Ava Rocha par Olivier Cathus

Le blog Afro-Sambas.fr d’Olivier Cathus étant inaccessible depuis quelques années, je reproduis sa chronique de cet album d’Ava Rocha. Tout l’article qui suit est de sa plume.

La pochette n’était pourtant guère engageante, Ava Rocha, l’œil sombre, semble de mauvais poil, soufflant un nuage de fumée. Le genre bohème pas aimable qui a déjà tout vu, déjà tout bu. Mais il ne faut surtout pas se fier à cette impression. Si, à contre-courant de la ligne claire de ses consœurs, Ava Rocha a la voix parfois très grave et parfois voilée comme celle d’une vieille fumeuse, sa musique est un havre accueillant, bien bordélique sur les bords. On sait qu’on y trouvera à boire et à manger, ce qui n’est pas étonnant puisque Ava dit que son grand talent est la cuisine et qu’elle adore régaler ses amis de véritables festins. Et si ça musique est presque un foyer, c’est aussi parce que c’est dans ce cadre que l’album a été conçu : la plupart des chansons portent sa signature et celle de Negro Leo, son mari, ou ont été composées ensemble. Même si c’est plus anecdotique, on y entend aussi la voix de Uma, leur petite fille.Pour un premier album sous son nom (le titre est d’ailleurs son vrai nom complet et sonne comme un avis de naissance), après avoir été la voix du groupe AVA, après être passée par le Teatro Oficina de Zé Celso, être réalisatrice (je ne l’ai pas encore précisé : elle est la fille de Glauber Rocha), Ava Rocha s’est bien entourée. Outre Jonas Sá qui produit l’album et offre le morceau « O Jardim » (pour Ava gardener ?), on retrouve les guitares de son frère Pedro Sá, ainsi que les autres membres de Banda Cê, le trio qui accompagne Caetano Veloso : Marcelo Callado (batterie, qui signe également le dernier titre de l’album, « Oceanos ») et Ricardo Dias Gomes (ici au pocket piano). Domenico Lancellotti (+ 2) propose également un morceau « Doce é o amor ».Sans jamais chercher à aller dans le sens du poil, volontiers bruitiste, l’album d’Ava Rocha où les chansons se construisent de leurs ruptures, où même le violoncelle peut être grinçant, invente son propre univers et défie les étiquettes, préférant se taguer « art music pop invention » plutôt que de s’ancrer dans un style. Si elle dit avoir beaucoup écouté Elizeth Cardoso, Gal Costa et Maria Bethânia, c’est à travers le prisme d’un esprit punk qu’elle s’en inspire et si elle est pop, c’est en accordant toute latitude à l’expérimentation.

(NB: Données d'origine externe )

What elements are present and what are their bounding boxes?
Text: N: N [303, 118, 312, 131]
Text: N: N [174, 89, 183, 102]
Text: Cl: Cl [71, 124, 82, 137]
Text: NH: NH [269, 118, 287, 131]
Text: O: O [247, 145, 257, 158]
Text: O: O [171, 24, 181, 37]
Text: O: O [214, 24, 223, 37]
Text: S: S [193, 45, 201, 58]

Cette dimension aventureuse n’interdit pas la douceur, mais cette douceur n’est pas mielleuse. Elle est plutôt relevée comme du gingembre confit ou acide comme quelques gouttes de citron sur des fraises bien mûres pour utiliser une métaphore de cuisine. Si les ingrédients de base sont les mêmes que la plupart des albums de musique pop : guitares, basse, batterie, ils sont assaisonnés subtilement pour qu’on sente le goût de chaque et obtenir un son bien organique. Bien sûr, cela confère à l’ensemble une saveur très 70’s qui en fait le charme, on pense par exemple aux illuminations psychédéliques de Gal (« Você não vai passar »), aux jeux enfantins de Caetano période Joia (« Oceanos »).

Loin des productions formatées, Ava Rocha fait entendre au sens propre et figuré une voix résolument originale et signe ce qui est déjà et au moins un des meilleurs albums de l’année.